G.A. - C'est une orientation refoulée par l'exiguïté actuelle de la poésie. L'envahissement productif bouche l'horizon.
H.L. - Attendre, c'est tendre vers. C'est le chemin de la futurition dont la poésie procède quand elle ne s'objective pas. Sinon, elle se pétrifie sur le bord de la route. Aller de l'avant, c'est d'abord ne pas se retourner ni céder aux rendez-vous habituels de la Cité. Bien entendu, c'est incongru ! Mais seul l'éloignement irréductible est capable de dévoiler l'étonnante proximité des hommes. En ce sens, le livre, s'il ne prolifère pas, est rare et fraternel.
G.A. - Je te rappelle ce que j'ai dit de la cible. Parodiant Eluard, le poète serait celui qui parle "sans avoir de cible". Il a une ligne souveraine à suivre, mais elle ne saurait être formulée autrement que par et dans l'élan dont tu parles. D'accord avec toi, il lui faut demeurer intact afin de préserver sa course. Il n'y a rien d'autre à attendre.
H. L. - Oui. A cela correspond une haine grandissante de la pensée. Ce n'est pas le hasard si René Char, le résistant de la beauté, de toute la beauté, se sentit en affinité avec Martin Heidegger, le devancier de la vérité de notre temps. Leur dialogue nous convie à envisager autrement le langage et le monde. Comme la source et la splendeur de jardins intempestifs dans le désert. Mais nous ne pouvons plus négliger le fait que la poésie est maintenant le danger le plus considérable de la poésie. Et pourtant, on ne veut pas le savoir.
G.A. - Cependant, il y a encore des poètes en plein soleil même si ce ne sont pas ceux de l'officiel des poètes, comme on dit l'officiel des spectacles !

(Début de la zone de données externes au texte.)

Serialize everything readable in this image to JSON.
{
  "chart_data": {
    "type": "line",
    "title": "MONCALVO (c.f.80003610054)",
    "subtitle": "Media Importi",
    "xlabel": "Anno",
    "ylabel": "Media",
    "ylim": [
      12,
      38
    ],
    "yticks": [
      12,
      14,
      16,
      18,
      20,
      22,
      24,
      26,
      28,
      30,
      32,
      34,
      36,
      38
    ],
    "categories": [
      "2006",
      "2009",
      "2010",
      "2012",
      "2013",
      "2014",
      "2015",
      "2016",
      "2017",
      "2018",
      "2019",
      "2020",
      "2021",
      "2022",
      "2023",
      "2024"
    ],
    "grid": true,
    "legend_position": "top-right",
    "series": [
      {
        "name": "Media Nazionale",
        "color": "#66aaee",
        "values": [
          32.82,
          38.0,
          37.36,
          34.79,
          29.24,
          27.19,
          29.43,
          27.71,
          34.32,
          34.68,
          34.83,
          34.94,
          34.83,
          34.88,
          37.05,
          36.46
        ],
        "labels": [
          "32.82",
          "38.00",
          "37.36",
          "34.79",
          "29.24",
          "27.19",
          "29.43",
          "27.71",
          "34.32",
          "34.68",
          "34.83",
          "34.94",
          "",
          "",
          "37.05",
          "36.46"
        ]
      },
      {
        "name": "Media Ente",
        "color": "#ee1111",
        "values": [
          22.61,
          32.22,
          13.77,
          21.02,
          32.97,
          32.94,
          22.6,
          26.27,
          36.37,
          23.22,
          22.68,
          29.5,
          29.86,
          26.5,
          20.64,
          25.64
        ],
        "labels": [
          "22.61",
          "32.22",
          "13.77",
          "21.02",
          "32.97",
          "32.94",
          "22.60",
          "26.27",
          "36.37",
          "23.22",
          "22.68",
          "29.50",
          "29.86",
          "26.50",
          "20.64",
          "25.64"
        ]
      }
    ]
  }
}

H.L. - Il y a un soleil diaphane et un soleil opaque. Il ne faut pas être dupe de leurs brouillons. Contentons-nous d'être un peu plus farouches, de temps à autre. Il n'est pas important pour l'authenticité d'être enveloppée de voiles. Sa discrétion lui évite de tomber dans la tourbe de l'actualité. Elle y gagne l'estime et son appartenance à l'être, sa mouvance, au sens premier du terme.